January is a time for new beginnings, resetting, and planning ahead. If food and nutrition are part of your new year reset, try adding foods instead of removing – just focus on the healthful ones, such as plants.
Plant-based eating is growing in popularity, but to most people, going plant-based can seem daunting. When some people first hear of plant-based they initially think it means completely vegan or vegetarian. This doesn’t have to be the case. Here are 10 tips for adding more plants to your diet wherever you are in your journey.
It doesn’t have to be all or nothing. Start by choosing just one or two of the tips below to get started on your plant-based diet journey.

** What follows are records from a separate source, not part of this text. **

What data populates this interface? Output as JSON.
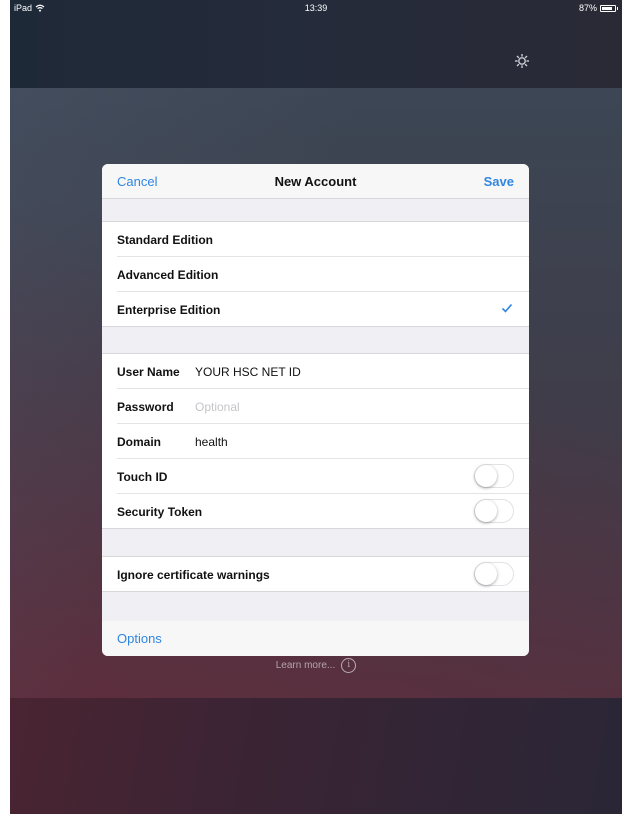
{
  "status_bar": {
    "device": "iPad",
    "time": "13:39",
    "battery": "87%",
    "battery_level": 0.87
  },
  "header": {
    "settings_icon": "gear-icon"
  },
  "dialog": {
    "cancel_label": "Cancel",
    "title": "New Account",
    "save_label": "Save",
    "editions": [
      {
        "label": "Standard Edition",
        "selected": false
      },
      {
        "label": "Advanced Edition",
        "selected": false
      },
      {
        "label": "Enterprise Edition",
        "selected": true
      }
    ],
    "credentials": {
      "user_name_label": "User Name",
      "user_name_value": "YOUR HSC NET ID",
      "password_label": "Password",
      "password_placeholder": "Optional",
      "domain_label": "Domain",
      "domain_value": "health",
      "touch_id_label": "Touch ID",
      "touch_id_on": false,
      "security_token_label": "Security Token",
      "security_token_on": false
    },
    "ignore_cert_label": "Ignore certificate warnings",
    "ignore_cert_on": false,
    "options_label": "Options"
  },
  "footer": {
    "learn_more": "Learn more...",
    "info_glyph": "i"
  },
  "colors": {
    "accent": "#2f86e0"
  }
}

Meatless Mondays are a great way to hold yourself accountable to eating more plants. It doesn’t have to be Mondays, any meal or day of the week will work. Choose a regular meal that you have most control over – maybe Tuesday lunch or make ahead breakfasts instead.
Traditionally, family meals have been planned around the meat source – burgers, steak, or chicken with a side vegetable. Rather than planning your meal around the meat source, switch your focus to the plants – spaghetti squash pasta, stuffed acorn squash, black bean burritos, lentil shepherd’s pie. Pick a plant that inspires you and then search for a great recipe – you’ll be surprised at how many options are out there. Or, you can try some of the Forager Project plant-based recipes.

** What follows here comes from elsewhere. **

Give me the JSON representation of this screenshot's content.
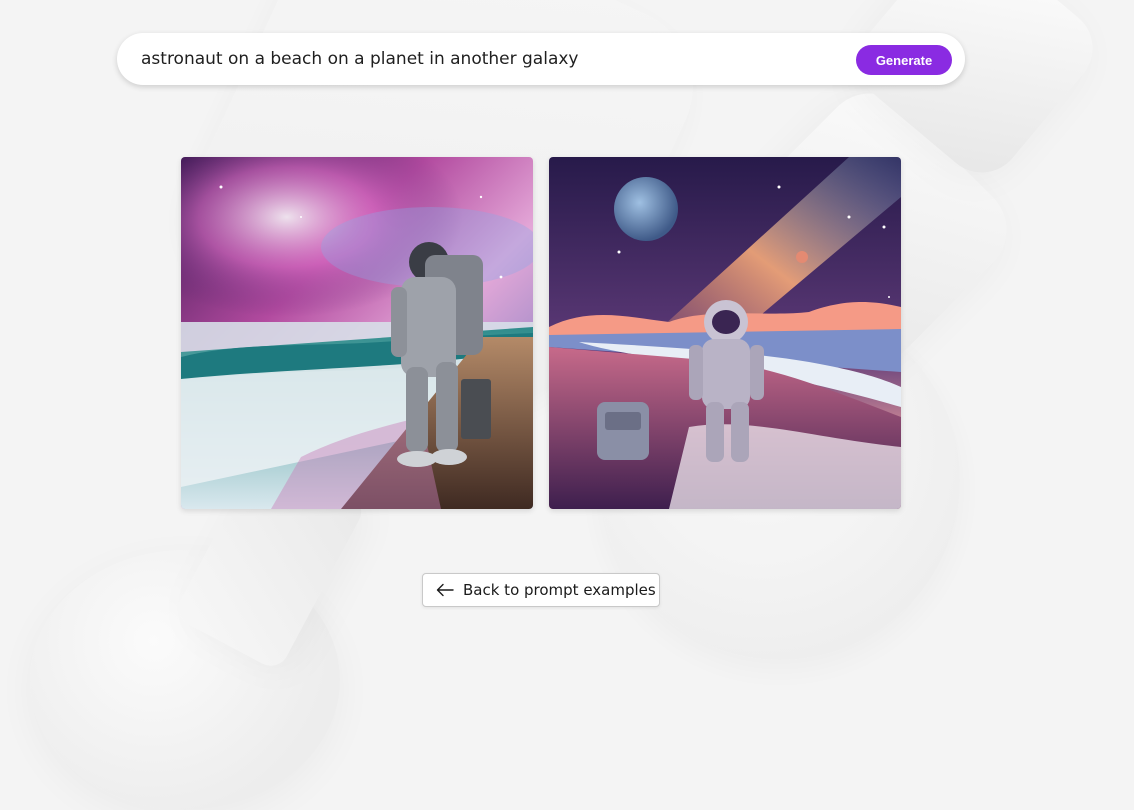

There are now endless plant-based food alternatives for your pantry staples. Scan your fridge for the easy wins – milk, yogurt, creamers, and meat all have abundant and tasty alternatives out there.
Did you know you can use flax or chia seeds to replace eggs in baking? This is a great whole food kitchen hack when you can’t use eggs or want to add plant-based variety to your diet. Both seeds offer a good source of fiber and anti-inflammatory Omega 3s.
You can add leafy greens to nearly any dish. They go well in tomato sauce, on tacos, in smoothies, as a side salad with just some olive oil, as a sandwich wrap, and more.
Not only are they easy to bring on the go, but smoothies are also a great way to eat more fruits, veggies, and plants. Try blending in sweet potatoes, spinach, kale, or frozen cauliflower to get your veggies. Use fruit and spices, like cinnamon and ginger, to naturally sweeten. Blend with Forager Project cashewmilk or cashewmilk yogurt for another plant-forward push. Or give this Banana Turmeric Smoothie a try.
Would you be more likely to eat veggies if they were sliced and prepped waiting for you in the fridge?
Take a few minutes to slice your pineapple, strawberries, mangos, peppers, cucumbers, and any other produce at a time that works best for you. This could be right after you come home from the grocery store, or after dinner when you are feeling full and happy. It will save you time later on and make it easier to reach for produce as a snack.
Take advantage of convenient, plant-based options if it will help you eat more plants. Choose grape tomatoes, packages of baby carrots, prepackaged apple slices, whole apples, clementines, or bananas.